En parlant du Québec, M. Mermet rappelle qu’on ne sait pas trop « où ça s’en va, ni d’où ça vient », ce qui se passe exactement, quoi. « Comme dans une histoire d’amour », ajoute-t-il en allégorie. N’empêche, il faut bien tenter de comprendre. Cette émission ne fait même que ça et le fait très bien, en donnant en plus des leçons de journalisme, de jeu avec les formes, d’audaces sonores et d’implication éditoriale.


M. Mermet voit dans le mouvement une critique de l’idéologie et des politiques néolibérales, du « moi.inc » et de l’utilitarisme pédagogique. Cette lecture perspective teinte évidemment la présentation. Il n’y a aucun vert, aucun lucide dans le lot d’hier. Le député Amir Khadir est par contre longuement interrogé et encore plus le politologue de gauche Éric Martin, du collège Édouard-Montpetit.

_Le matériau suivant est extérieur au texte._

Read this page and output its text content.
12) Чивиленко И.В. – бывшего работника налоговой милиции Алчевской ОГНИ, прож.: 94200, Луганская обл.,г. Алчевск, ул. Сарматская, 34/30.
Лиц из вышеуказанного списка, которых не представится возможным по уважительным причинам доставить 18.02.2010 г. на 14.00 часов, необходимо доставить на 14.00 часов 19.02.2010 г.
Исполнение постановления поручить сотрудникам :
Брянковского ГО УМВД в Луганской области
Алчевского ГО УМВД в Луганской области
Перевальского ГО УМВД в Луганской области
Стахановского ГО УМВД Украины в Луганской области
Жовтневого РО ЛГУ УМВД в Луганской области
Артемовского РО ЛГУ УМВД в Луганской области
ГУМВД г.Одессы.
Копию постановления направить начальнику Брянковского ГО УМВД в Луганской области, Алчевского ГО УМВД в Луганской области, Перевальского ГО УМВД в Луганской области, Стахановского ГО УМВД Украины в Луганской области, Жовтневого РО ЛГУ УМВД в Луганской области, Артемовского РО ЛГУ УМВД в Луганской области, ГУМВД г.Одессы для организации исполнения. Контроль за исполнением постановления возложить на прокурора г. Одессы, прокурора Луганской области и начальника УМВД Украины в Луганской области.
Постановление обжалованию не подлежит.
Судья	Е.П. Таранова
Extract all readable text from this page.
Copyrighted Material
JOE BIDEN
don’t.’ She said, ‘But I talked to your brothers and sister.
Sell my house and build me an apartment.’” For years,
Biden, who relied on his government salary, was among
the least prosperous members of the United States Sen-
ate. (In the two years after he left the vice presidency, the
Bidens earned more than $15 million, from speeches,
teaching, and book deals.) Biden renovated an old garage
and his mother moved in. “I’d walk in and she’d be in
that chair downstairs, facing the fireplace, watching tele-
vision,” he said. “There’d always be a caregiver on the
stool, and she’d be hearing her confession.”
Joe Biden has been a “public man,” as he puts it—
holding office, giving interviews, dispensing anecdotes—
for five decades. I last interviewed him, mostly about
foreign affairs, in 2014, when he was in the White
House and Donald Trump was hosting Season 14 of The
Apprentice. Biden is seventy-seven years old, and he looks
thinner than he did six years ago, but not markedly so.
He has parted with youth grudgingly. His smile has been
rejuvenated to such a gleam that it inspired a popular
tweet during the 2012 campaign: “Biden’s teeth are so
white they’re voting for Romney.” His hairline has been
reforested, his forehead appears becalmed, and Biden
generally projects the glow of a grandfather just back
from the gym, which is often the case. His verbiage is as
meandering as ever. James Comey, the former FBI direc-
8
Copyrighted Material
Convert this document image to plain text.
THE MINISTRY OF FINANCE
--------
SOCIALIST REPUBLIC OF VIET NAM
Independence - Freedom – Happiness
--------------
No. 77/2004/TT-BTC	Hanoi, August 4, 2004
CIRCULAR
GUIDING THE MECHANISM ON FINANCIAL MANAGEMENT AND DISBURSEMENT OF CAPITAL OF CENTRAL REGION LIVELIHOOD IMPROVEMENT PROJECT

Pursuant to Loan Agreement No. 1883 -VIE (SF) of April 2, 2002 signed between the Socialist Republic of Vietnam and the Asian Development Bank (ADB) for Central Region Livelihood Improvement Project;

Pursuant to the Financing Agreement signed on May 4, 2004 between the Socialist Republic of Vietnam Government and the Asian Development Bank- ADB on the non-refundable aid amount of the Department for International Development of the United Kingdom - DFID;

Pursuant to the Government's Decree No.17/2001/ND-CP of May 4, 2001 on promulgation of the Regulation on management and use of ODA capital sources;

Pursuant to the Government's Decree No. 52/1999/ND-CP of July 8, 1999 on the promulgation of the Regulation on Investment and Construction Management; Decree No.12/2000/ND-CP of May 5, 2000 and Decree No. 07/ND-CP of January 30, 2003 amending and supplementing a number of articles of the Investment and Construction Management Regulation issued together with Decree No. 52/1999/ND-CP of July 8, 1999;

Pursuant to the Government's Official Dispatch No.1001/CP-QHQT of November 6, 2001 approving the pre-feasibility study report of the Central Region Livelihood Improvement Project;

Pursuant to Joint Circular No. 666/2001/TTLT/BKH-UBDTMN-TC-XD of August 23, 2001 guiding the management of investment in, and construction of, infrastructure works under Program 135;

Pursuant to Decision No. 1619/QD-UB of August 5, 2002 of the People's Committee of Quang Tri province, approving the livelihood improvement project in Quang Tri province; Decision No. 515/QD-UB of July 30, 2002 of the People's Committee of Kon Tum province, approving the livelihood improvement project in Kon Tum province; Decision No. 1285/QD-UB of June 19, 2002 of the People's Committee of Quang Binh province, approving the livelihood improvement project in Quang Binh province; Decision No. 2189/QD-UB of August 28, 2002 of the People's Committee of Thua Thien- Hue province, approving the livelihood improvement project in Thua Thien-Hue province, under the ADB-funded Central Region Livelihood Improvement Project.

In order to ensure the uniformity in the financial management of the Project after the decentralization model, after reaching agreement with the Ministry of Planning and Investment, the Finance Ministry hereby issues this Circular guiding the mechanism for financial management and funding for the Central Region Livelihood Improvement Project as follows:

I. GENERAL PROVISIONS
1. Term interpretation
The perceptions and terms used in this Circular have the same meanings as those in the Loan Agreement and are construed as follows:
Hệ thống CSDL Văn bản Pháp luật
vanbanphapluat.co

L’émission rencontre ce dernier dans Hochelaga-Maisonneuve et lui fait décrire les poches de pauvreté du quartier avant de causer contestation. Selon lui, le gouvernement Charest expose de manière « décomplexée » sa volonté de briser le consensus autour de la social-démocratie par exemple en abolissant la taxe sur le capital, en réduisant les impôts, en promouvant le concept de l’utilisateur-payeur. L’enseignant-essayiste finit par citer et chanter du Miron, ce qui fournit le titre au long reportage.


L’émission multiplie ainsi les leçons de montage, de présentation, de formatage. Elle entremêle les messages laissés sur le répondeur de l’émission par des auditeurs, les commentaires de l’animateur, les entrevues réalisées avec des acteurs, les sons des manifs de casseroles, la musique aussi, omniprésente, avec d’audacieuses combinaisons présentant les discours politiques. Surtout, ce travail exemplaire fait constamment sentir l’action et la réflexion.